Language barriers are one of the major challenges for newcomer workers. WCB forms can be confusing for workers; newcomer workers in particular can have difficulties filing WCB injury reports in full due to language barriers. Lack of support to fill out WCB forms accurately can often lead to the appearance of inconsistencies in their narratives or failure to disclose injuries accurately on their incident reports. This can mean their claim is rejected or they are delayed in getting their benefits.
Many newcomer workers also fear losing their job if they report any injuries so they don’t disclose them and try to work through their injuries as much as possible. This is especially the case for minor injuries which are often not reported at all. Newcomer workers often are responsible to send money to their families in their home country, so are also concerned with letting down their families.
Many newcomer workers are employed as front-line workers or are doing other precarious work, in environments without proper job security in non-unionized and contract work environments. Many work several part-time jobs without benefits, including working night shifts. If an injury happens, many employers will dispute their responsibility to the worker. Sometimes, these workers find themselves terminated or laid off with no option for recourse.

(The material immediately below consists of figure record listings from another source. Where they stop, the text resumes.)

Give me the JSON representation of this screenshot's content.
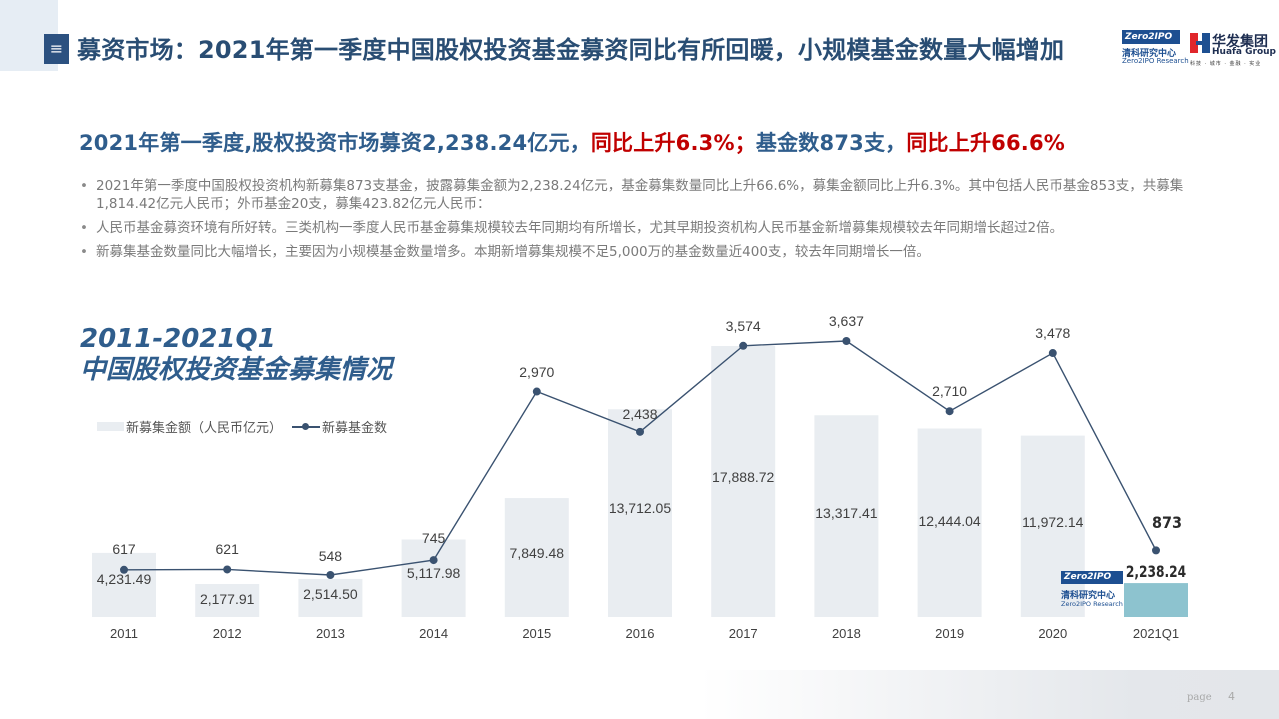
{
  "header": {
    "menu_icon": "≡",
    "title": "募资市场：2021年第一季度中国股权投资基金募资同比有所回暖，小规模基金数量大幅增加"
  },
  "logos": {
    "zero2ipo": {
      "box": "Zero2IPO",
      "cn": "清科研究中心",
      "en": "Zero2IPO Research"
    },
    "huafa": {
      "cn": "华发集团",
      "en": "Huafa Group",
      "tagline": "科技 · 城市 · 金融 · 实业"
    }
  },
  "headline": {
    "part1": "2021年第一季度,股权投资市场募资2,238.24亿元，",
    "part2": "同比上升6.3%；",
    "part3": "基金数873支，",
    "part4": "同比上升66.6%"
  },
  "bullets": [
    "2021年第一季度中国股权投资机构新募集873支基金，披露募集金额为2,238.24亿元，基金募集数量同比上升66.6%，募集金额同比上升6.3%。其中包括人民币基金853支，共募集1,814.42亿元人民币；外币基金20支，募集423.82亿元人民币：",
    "人民币基金募资环境有所好转。三类机构一季度人民币基金募集规模较去年同期均有所增长，尤其早期投资机构人民币基金新增募集规模较去年同期增长超过2倍。",
    "新募集基金数量同比大幅增长，主要因为小规模基金数量增多。本期新增募集规模不足5,000万的基金数量近400支，较去年同期增长一倍。"
  ],
  "chart": {
    "title_line1": "2011-2021Q1",
    "title_line2": "中国股权投资基金募集情况",
    "legend_bar": "新募集金额（人民币亿元）",
    "legend_line": "新募基金数"
  },
  "chart_data": {
    "type": "bar",
    "title": "2011-2021Q1 中国股权投资基金募集情况",
    "categories": [
      "2011",
      "2012",
      "2013",
      "2014",
      "2015",
      "2016",
      "2017",
      "2018",
      "2019",
      "2020",
      "2021Q1"
    ],
    "series": [
      {
        "name": "新募集金额（人民币亿元）",
        "type": "bar",
        "values": [
          4231.49,
          2177.91,
          2514.5,
          5117.98,
          7849.48,
          13712.05,
          17888.72,
          13317.41,
          12444.04,
          11972.14,
          2238.24
        ],
        "labels": [
          "4,231.49",
          "2,177.91",
          "2,514.50",
          "5,117.98",
          "7,849.48",
          "13,712.05",
          "17,888.72",
          "13,317.41",
          "12,444.04",
          "11,972.14",
          "2,238.24"
        ]
      },
      {
        "name": "新募基金数",
        "type": "line",
        "values": [
          617,
          621,
          548,
          745,
          2970,
          2438,
          3574,
          3637,
          2710,
          3478,
          873
        ],
        "labels": [
          "617",
          "621",
          "548",
          "745",
          "2,970",
          "2,438",
          "3,574",
          "3,637",
          "2,710",
          "3,478",
          "873"
        ]
      }
    ],
    "xlabel": "",
    "ylabel": "",
    "grid": false,
    "legend_position": "top-left",
    "colors": {
      "bar": "#e9edf1",
      "bar_highlight": "#8dc3cf",
      "line": "#3a5270"
    }
  },
  "footer": {
    "page_label": "page",
    "page_number": "4"
  }
}
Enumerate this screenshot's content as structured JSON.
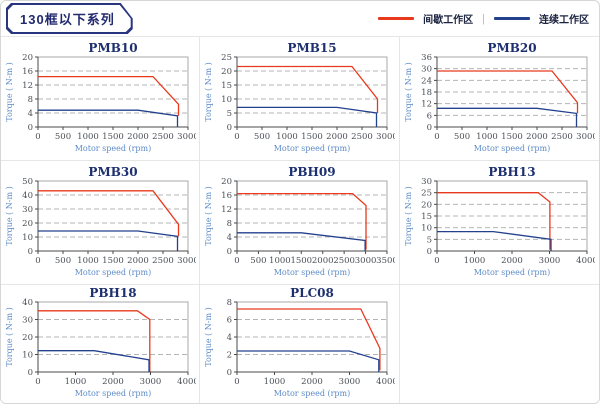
{
  "page": {
    "title_badge": "130框以下系列"
  },
  "legend": {
    "separator": "|",
    "items": [
      {
        "label": "间歇工作区",
        "color": "#e8391d"
      },
      {
        "label": "连续工作区",
        "color": "#24418e"
      }
    ]
  },
  "chart_data": [
    {
      "type": "line",
      "title": "PMB10",
      "xlabel": "Motor speed (rpm)",
      "ylabel": "Torque ( N-m )",
      "xlim": [
        0,
        3000
      ],
      "xticks": [
        0,
        500,
        1000,
        1500,
        2000,
        2500,
        3000
      ],
      "ylim": [
        0,
        20
      ],
      "yticks": [
        0,
        4,
        8,
        12,
        16,
        20
      ],
      "grid": "dashed-horizontal",
      "legend_position": "none",
      "series": [
        {
          "name": "间歇工作区",
          "color": "#e8391d",
          "points": [
            [
              0,
              14.4
            ],
            [
              2300,
              14.4
            ],
            [
              2810,
              6.5
            ],
            [
              2810,
              3.2
            ]
          ]
        },
        {
          "name": "连续工作区",
          "color": "#24418e",
          "points": [
            [
              0,
              4.8
            ],
            [
              2000,
              4.8
            ],
            [
              2790,
              3.2
            ],
            [
              2790,
              0
            ]
          ]
        }
      ]
    },
    {
      "type": "line",
      "title": "PMB15",
      "xlabel": "Motor speed (rpm)",
      "ylabel": "Torque ( N-m )",
      "xlim": [
        0,
        3000
      ],
      "xticks": [
        0,
        500,
        1000,
        1500,
        2000,
        2500,
        3000
      ],
      "ylim": [
        0,
        25
      ],
      "yticks": [
        0,
        5,
        10,
        15,
        20,
        25
      ],
      "grid": "dashed-horizontal",
      "legend_position": "none",
      "series": [
        {
          "name": "间歇工作区",
          "color": "#e8391d",
          "points": [
            [
              0,
              21.6
            ],
            [
              2300,
              21.6
            ],
            [
              2810,
              10
            ],
            [
              2810,
              5
            ]
          ]
        },
        {
          "name": "连续工作区",
          "color": "#24418e",
          "points": [
            [
              0,
              7
            ],
            [
              2000,
              7
            ],
            [
              2790,
              5
            ],
            [
              2790,
              0
            ]
          ]
        }
      ]
    },
    {
      "type": "line",
      "title": "PMB20",
      "xlabel": "Motor speed (rpm)",
      "ylabel": "Torque ( N-m )",
      "xlim": [
        0,
        3000
      ],
      "xticks": [
        0,
        500,
        1000,
        1500,
        2000,
        2500,
        3000
      ],
      "ylim": [
        0,
        36
      ],
      "yticks": [
        0,
        6,
        12,
        18,
        24,
        30,
        36
      ],
      "grid": "dashed-horizontal",
      "legend_position": "none",
      "series": [
        {
          "name": "间歇工作区",
          "color": "#e8391d",
          "points": [
            [
              0,
              28.8
            ],
            [
              2300,
              28.8
            ],
            [
              2810,
              12.5
            ],
            [
              2810,
              7
            ]
          ]
        },
        {
          "name": "连续工作区",
          "color": "#24418e",
          "points": [
            [
              0,
              9.6
            ],
            [
              2000,
              9.6
            ],
            [
              2790,
              7
            ],
            [
              2790,
              0
            ]
          ]
        }
      ]
    },
    {
      "type": "line",
      "title": "PMB30",
      "xlabel": "Motor speed (rpm)",
      "ylabel": "Torque ( N-m )",
      "xlim": [
        0,
        3000
      ],
      "xticks": [
        0,
        500,
        1000,
        1500,
        2000,
        2500,
        3000
      ],
      "ylim": [
        0,
        50
      ],
      "yticks": [
        0,
        10,
        20,
        30,
        40,
        50
      ],
      "grid": "dashed-horizontal",
      "legend_position": "none",
      "series": [
        {
          "name": "间歇工作区",
          "color": "#e8391d",
          "points": [
            [
              0,
              43
            ],
            [
              2300,
              43
            ],
            [
              2810,
              19
            ],
            [
              2810,
              10.5
            ]
          ]
        },
        {
          "name": "连续工作区",
          "color": "#24418e",
          "points": [
            [
              0,
              14.3
            ],
            [
              2000,
              14.3
            ],
            [
              2790,
              10.5
            ],
            [
              2790,
              0
            ]
          ]
        }
      ]
    },
    {
      "type": "line",
      "title": "PBH09",
      "xlabel": "Motor speed (rpm)",
      "ylabel": "Torque ( N-m )",
      "xlim": [
        0,
        3500
      ],
      "xticks": [
        0,
        500,
        1000,
        1500,
        2000,
        2500,
        3000,
        3500
      ],
      "ylim": [
        0,
        20
      ],
      "yticks": [
        0,
        4,
        8,
        12,
        16,
        20
      ],
      "grid": "dashed-horizontal",
      "legend_position": "none",
      "series": [
        {
          "name": "间歇工作区",
          "color": "#e8391d",
          "points": [
            [
              0,
              16.4
            ],
            [
              2700,
              16.4
            ],
            [
              3010,
              13
            ],
            [
              3010,
              0.4
            ]
          ]
        },
        {
          "name": "连续工作区",
          "color": "#24418e",
          "points": [
            [
              0,
              5.2
            ],
            [
              1500,
              5.2
            ],
            [
              2990,
              3
            ],
            [
              2990,
              0
            ]
          ]
        }
      ]
    },
    {
      "type": "line",
      "title": "PBH13",
      "xlabel": "Motor speed (rpm)",
      "ylabel": "Torque ( N-m )",
      "xlim": [
        0,
        4000
      ],
      "xticks": [
        0,
        1000,
        2000,
        3000,
        4000
      ],
      "ylim": [
        0,
        30
      ],
      "yticks": [
        0,
        5,
        10,
        15,
        20,
        25,
        30
      ],
      "grid": "dashed-horizontal",
      "legend_position": "none",
      "series": [
        {
          "name": "间歇工作区",
          "color": "#e8391d",
          "points": [
            [
              0,
              25
            ],
            [
              2700,
              25
            ],
            [
              3010,
              21
            ],
            [
              3010,
              0.5
            ]
          ]
        },
        {
          "name": "连续工作区",
          "color": "#24418e",
          "points": [
            [
              0,
              8.3
            ],
            [
              1500,
              8.3
            ],
            [
              3040,
              5
            ],
            [
              3040,
              0
            ]
          ]
        }
      ]
    },
    {
      "type": "line",
      "title": "PBH18",
      "xlabel": "Motor speed (rpm)",
      "ylabel": "Torque ( N-m )",
      "xlim": [
        0,
        4000
      ],
      "xticks": [
        0,
        1000,
        2000,
        3000,
        4000
      ],
      "ylim": [
        0,
        40
      ],
      "yticks": [
        0,
        10,
        20,
        30,
        40
      ],
      "grid": "dashed-horizontal",
      "legend_position": "none",
      "series": [
        {
          "name": "间歇工作区",
          "color": "#e8391d",
          "points": [
            [
              0,
              35
            ],
            [
              2650,
              35
            ],
            [
              2980,
              30
            ],
            [
              2980,
              0.3
            ]
          ]
        },
        {
          "name": "连续工作区",
          "color": "#24418e",
          "points": [
            [
              0,
              12.2
            ],
            [
              1500,
              12.2
            ],
            [
              2960,
              7
            ],
            [
              2960,
              0
            ]
          ]
        }
      ]
    },
    {
      "type": "line",
      "title": "PLC08",
      "xlabel": "Motor speed (rpm)",
      "ylabel": "Torque ( N-m )",
      "xlim": [
        0,
        4000
      ],
      "xticks": [
        0,
        1000,
        2000,
        3000,
        4000
      ],
      "ylim": [
        0,
        8
      ],
      "yticks": [
        0,
        2,
        4,
        6,
        8
      ],
      "grid": "dashed-horizontal",
      "legend_position": "none",
      "series": [
        {
          "name": "间歇工作区",
          "color": "#e8391d",
          "points": [
            [
              0,
              7.2
            ],
            [
              3300,
              7.2
            ],
            [
              3810,
              2.7
            ],
            [
              3810,
              0.2
            ]
          ]
        },
        {
          "name": "连续工作区",
          "color": "#24418e",
          "points": [
            [
              0,
              2.4
            ],
            [
              3000,
              2.4
            ],
            [
              3780,
              1.4
            ],
            [
              3780,
              0
            ]
          ]
        }
      ]
    }
  ]
}
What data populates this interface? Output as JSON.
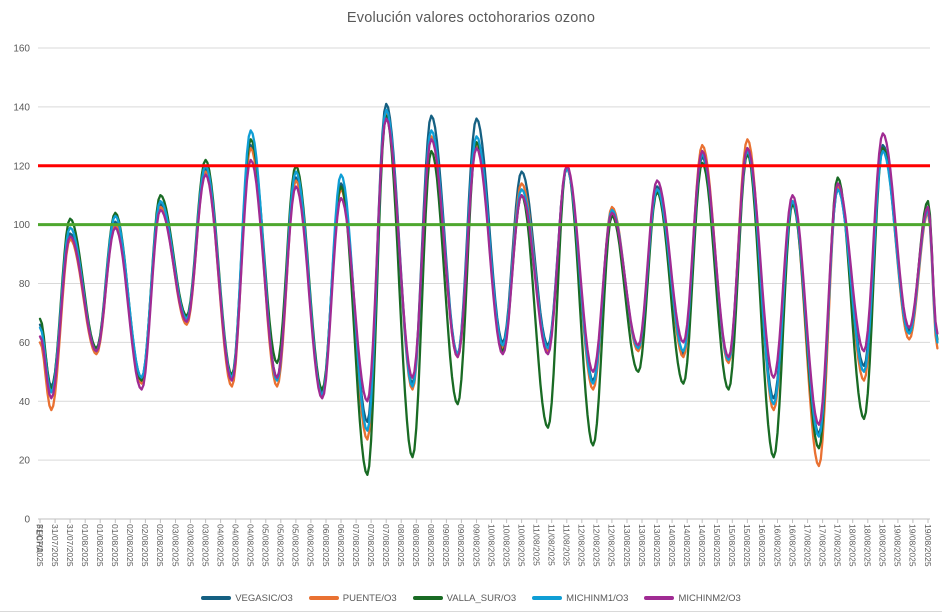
{
  "chart_data": {
    "type": "line",
    "title": "Evolución valores octohorarios ozono",
    "xlabel": "FECHA",
    "ylabel": "",
    "ylim": [
      0,
      160
    ],
    "ytick_step": 20,
    "grid": "horizontal",
    "legend_position": "bottom",
    "text_color": "#595959",
    "grid_color": "#d9d9d9",
    "axis_color": "#bfbfbf",
    "x_dates": [
      "31/07/2025",
      "01/08/2025",
      "02/08/2025",
      "03/08/2025",
      "04/08/2025",
      "05/08/2025",
      "06/08/2025",
      "07/08/2025",
      "08/08/2025",
      "09/08/2025",
      "10/08/2025",
      "11/08/2025",
      "12/08/2025",
      "13/08/2025",
      "14/08/2025",
      "15/08/2025",
      "16/08/2025",
      "17/08/2025",
      "18/08/2025",
      "19/08/2025"
    ],
    "ticks_per_day": 3,
    "tick_interval_hours": 8,
    "sampling": {
      "trough_hour": 6,
      "peak_hour": 16,
      "end_hour": 21
    },
    "reference_lines": [
      {
        "name": "umbral-120",
        "value": 120,
        "color": "#ff0000"
      },
      {
        "name": "umbral-100",
        "value": 100,
        "color": "#4ea72e"
      }
    ],
    "series": [
      {
        "name": "VEGASIC/O3",
        "color": "#156082",
        "start": 66,
        "end": 60,
        "troughs": [
          45,
          58,
          48,
          68,
          48,
          48,
          43,
          33,
          46,
          56,
          60,
          59,
          47,
          58,
          56,
          54,
          41,
          29,
          52,
          64
        ],
        "peaks": [
          97,
          101,
          107,
          119,
          127,
          116,
          114,
          141,
          137,
          136,
          118,
          119,
          104,
          113,
          123,
          126,
          108,
          112,
          127,
          106
        ]
      },
      {
        "name": "PUENTE/O3",
        "color": "#e97132",
        "start": 60,
        "end": 58,
        "troughs": [
          37,
          56,
          46,
          66,
          45,
          45,
          42,
          27,
          44,
          55,
          58,
          57,
          44,
          57,
          55,
          53,
          37,
          18,
          47,
          61
        ],
        "peaks": [
          95,
          100,
          106,
          118,
          126,
          115,
          112,
          138,
          130,
          127,
          114,
          119,
          106,
          112,
          127,
          129,
          108,
          113,
          126,
          104
        ]
      },
      {
        "name": "VALLA_SUR/O3",
        "color": "#196b24",
        "start": 68,
        "end": 61,
        "troughs": [
          44,
          58,
          47,
          69,
          49,
          53,
          44,
          15,
          21,
          39,
          57,
          31,
          25,
          50,
          46,
          44,
          21,
          24,
          34,
          63
        ],
        "peaks": [
          102,
          104,
          110,
          122,
          129,
          120,
          113,
          137,
          125,
          128,
          110,
          120,
          103,
          111,
          121,
          124,
          107,
          116,
          126,
          108
        ]
      },
      {
        "name": "MICHINM1/O3",
        "color": "#0f9ed5",
        "start": 65,
        "end": 60,
        "troughs": [
          43,
          57,
          48,
          68,
          48,
          47,
          42,
          30,
          45,
          56,
          59,
          58,
          46,
          58,
          57,
          54,
          39,
          28,
          50,
          63
        ],
        "peaks": [
          99,
          103,
          108,
          120,
          132,
          118,
          117,
          139,
          132,
          130,
          112,
          119,
          105,
          112,
          124,
          125,
          108,
          112,
          125,
          105
        ]
      },
      {
        "name": "MICHINM2/O3",
        "color": "#a02b93",
        "start": 62,
        "end": 63,
        "troughs": [
          41,
          57,
          44,
          67,
          47,
          48,
          41,
          40,
          48,
          55,
          56,
          56,
          50,
          59,
          60,
          55,
          48,
          32,
          57,
          65
        ],
        "peaks": [
          96,
          99,
          105,
          117,
          122,
          113,
          109,
          136,
          129,
          126,
          110,
          120,
          104,
          115,
          125,
          126,
          110,
          114,
          131,
          106
        ]
      }
    ]
  }
}
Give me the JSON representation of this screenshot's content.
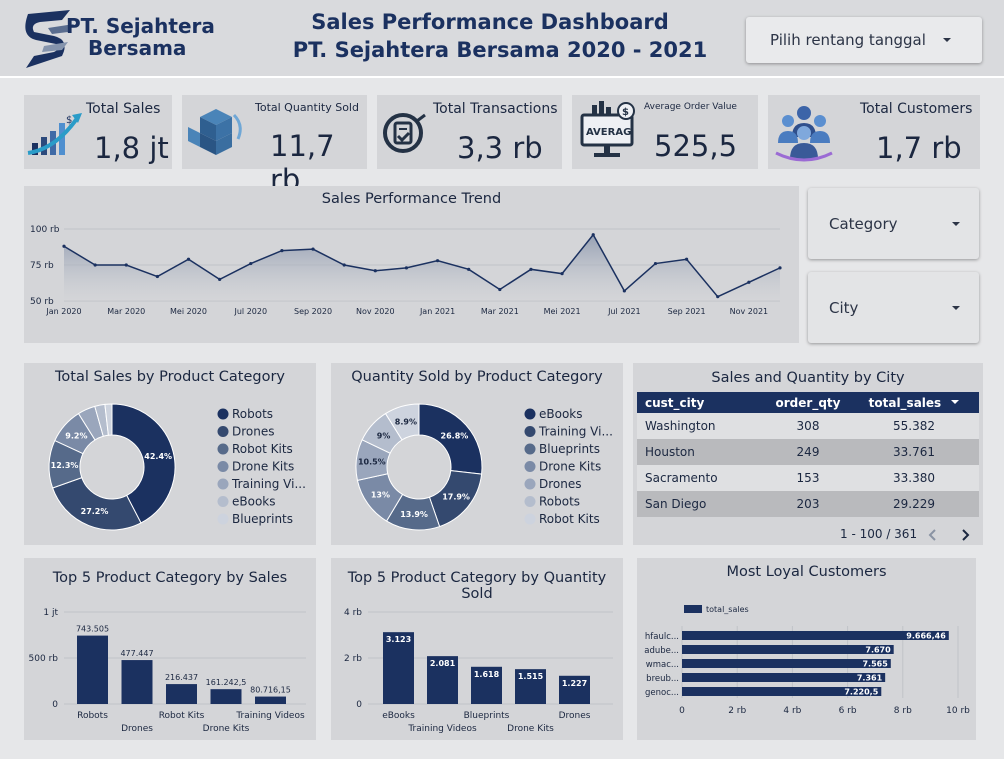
{
  "header": {
    "logo_line1": "PT. Sejahtera",
    "logo_line2": "Bersama",
    "title_line1": "Sales Performance Dashboard",
    "title_line2": "PT. Sejahtera Bersama 2020 - 2021",
    "date_filter_label": "Pilih rentang tanggal"
  },
  "kpis": [
    {
      "label": "Total Sales",
      "value": "1,8 jt",
      "icon": "growth-chart-icon"
    },
    {
      "label": "Total Quantity Sold",
      "value": "11,7 rb",
      "icon": "boxes-icon"
    },
    {
      "label": "Total Transactions",
      "value": "3,3 rb",
      "icon": "checklist-icon"
    },
    {
      "label": "Average Order Value",
      "value": "525,5",
      "icon": "monitor-chart-icon",
      "icon_text": "AVERAG"
    },
    {
      "label": "Total Customers",
      "value": "1,7 rb",
      "icon": "people-group-icon"
    }
  ],
  "filters": {
    "category": "Category",
    "city": "City"
  },
  "colors": {
    "navy": "#1b3160",
    "blue2": "#34496f",
    "blue3": "#566a8a",
    "blue4": "#7a8aa6",
    "blue5": "#9aa6bc",
    "blue6": "#b4bdcd",
    "blue7": "#cdd3de",
    "panel": "#d4d5d8"
  },
  "chart_data": [
    {
      "type": "area",
      "title": "Sales Performance Trend",
      "x_ticks": [
        "Jan 2020",
        "Mar 2020",
        "Mei 2020",
        "Jul 2020",
        "Sep 2020",
        "Nov 2020",
        "Jan 2021",
        "Mar 2021",
        "Mei 2021",
        "Jul 2021",
        "Sep 2021",
        "Nov 2021"
      ],
      "y_ticks": [
        "50 rb",
        "75 rb",
        "100 rb"
      ],
      "ylim": [
        50,
        100
      ],
      "unit": "rb",
      "values": [
        88,
        75,
        75,
        67,
        79,
        65,
        76,
        85,
        86,
        75,
        71,
        73,
        78,
        72,
        58,
        72,
        69,
        96,
        57,
        76,
        79,
        53,
        63,
        73
      ]
    },
    {
      "type": "pie",
      "title": "Total Sales by Product Category",
      "labels": [
        "Robots",
        "Drones",
        "Robot Kits",
        "Drone Kits",
        "Training Vi...",
        "eBooks",
        "Blueprints"
      ],
      "values": [
        42.4,
        27.2,
        12.3,
        9.2,
        4.5,
        2.6,
        1.8
      ],
      "slice_labels": [
        "42.4%",
        "27.2%",
        "12.3%",
        "9.2%",
        "",
        "",
        ""
      ]
    },
    {
      "type": "pie",
      "title": "Quantity Sold by Product Category",
      "labels": [
        "eBooks",
        "Training Vi...",
        "Blueprints",
        "Drone Kits",
        "Drones",
        "Robots",
        "Robot Kits"
      ],
      "values": [
        26.8,
        17.9,
        13.9,
        13,
        10.5,
        9,
        8.9
      ],
      "slice_labels": [
        "26.8%",
        "17.9%",
        "13.9%",
        "13%",
        "10.5%",
        "9%",
        "8.9%"
      ]
    },
    {
      "type": "table",
      "title": "Sales and Quantity by City",
      "columns": [
        "cust_city",
        "order_qty",
        "total_sales"
      ],
      "rows": [
        [
          "Washington",
          "308",
          "55.382"
        ],
        [
          "Houston",
          "249",
          "33.761"
        ],
        [
          "Sacramento",
          "153",
          "33.380"
        ],
        [
          "San Diego",
          "203",
          "29.229"
        ]
      ],
      "pagination": "1 - 100 / 361"
    },
    {
      "type": "bar",
      "title": "Top 5 Product Category by Sales",
      "categories": [
        "Robots",
        "Drones",
        "Robot Kits",
        "Drone Kits",
        "Training Videos"
      ],
      "values": [
        743505,
        477447,
        216437,
        161242.5,
        80716.15
      ],
      "value_labels": [
        "743.505",
        "477.447",
        "216.437",
        "161.242,5",
        "80.716,15"
      ],
      "y_ticks": [
        "0",
        "500 rb",
        "1 jt"
      ],
      "ylim": [
        0,
        1000000
      ]
    },
    {
      "type": "bar",
      "title": "Top 5 Product Category by Quantity Sold",
      "categories": [
        "eBooks",
        "Training Videos",
        "Blueprints",
        "Drone Kits",
        "Drones"
      ],
      "values": [
        3123,
        2081,
        1618,
        1515,
        1227
      ],
      "value_labels": [
        "3.123",
        "2.081",
        "1.618",
        "1.515",
        "1.227"
      ],
      "y_ticks": [
        "0",
        "2 rb",
        "4 rb"
      ],
      "ylim": [
        0,
        4000
      ]
    },
    {
      "type": "bar",
      "orientation": "horizontal",
      "title": "Most Loyal Customers",
      "legend": "total_sales",
      "categories": [
        "hfaulc...",
        "adube...",
        "wmac...",
        "breub...",
        "genoc..."
      ],
      "values": [
        9666.46,
        7670,
        7565,
        7361,
        7220.5
      ],
      "value_labels": [
        "9.666,46",
        "7.670",
        "7.565",
        "7.361",
        "7.220,5"
      ],
      "x_ticks": [
        "0",
        "2 rb",
        "4 rb",
        "6 rb",
        "8 rb",
        "10 rb"
      ],
      "xlim": [
        0,
        10000
      ]
    }
  ]
}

Another challenge for newcomer workers is awareness of the health and safety rights they have as workers. The rules for health and safety can be different in their countries of origin and employers do not always educate workers about the rights they have in Manitoba. These workers are not always aware that they have the right to communicate with their employers and supervisors about unsafe working conditions.
Often newcomer workers experience racism, discrimination, and exploitation in their workplaces. While there has been more awareness of these issues in the workforce during the last decade, there is still much room to improve and advocacy is needed to continue to improve the experiences of newcomers in Canadian workplaces.
Not having proper primary healthcare, including healthcare professionals or a family physician who speaks their language are other challenges experienced by many newcomer injured workers.
Many workers aren’t able to prioritize treatment for minor injuries due to challenges seeking care, the ability to get time off work, and child/eldercare responsibilities. At the same time, many workers postpone reporting the injuries as they think they will get better on their own. Often, workers who don’t get care for minor injuries are not aware of the long-term consequences. Some newcomers have little knowledge of Manitoba’s health care system and not knowing how to navigate the system, or having support to do so, leads to trouble.
Financial stress and disruption to the household income becomes one of the major issues after an injury to the breadwinner of the family. All these financial stresses can lead to unexpected tension for the injured person and their family members. Sometimes these tensions lead to re-injuries, multiple injuries, or recurrence of the injuries.
Disruption of the work-life balance, burn out and the accumulating stress on family units can lead to poor concentration and forgetfulness which can cause unexpected injuries and accidents. It can also lead to mental health problems such as depression and serious chronic illness.
Many newcomers are moving to a new country, a new environment, as healthy individuals with their own hopes and dreams. When they experience unexpected injuries or illness due to their work, the resulting challenges can lead to further anxiety, stress, and mental illness on their settlement journey.
These are some of the common experiences and challenges faced by newcomer injured workers. There are so many hidden challenges. We all need to support newcomer workers to navigate the system and we need to advocate for changes to improve the health and well-being of injured workers in all workplaces and all communities.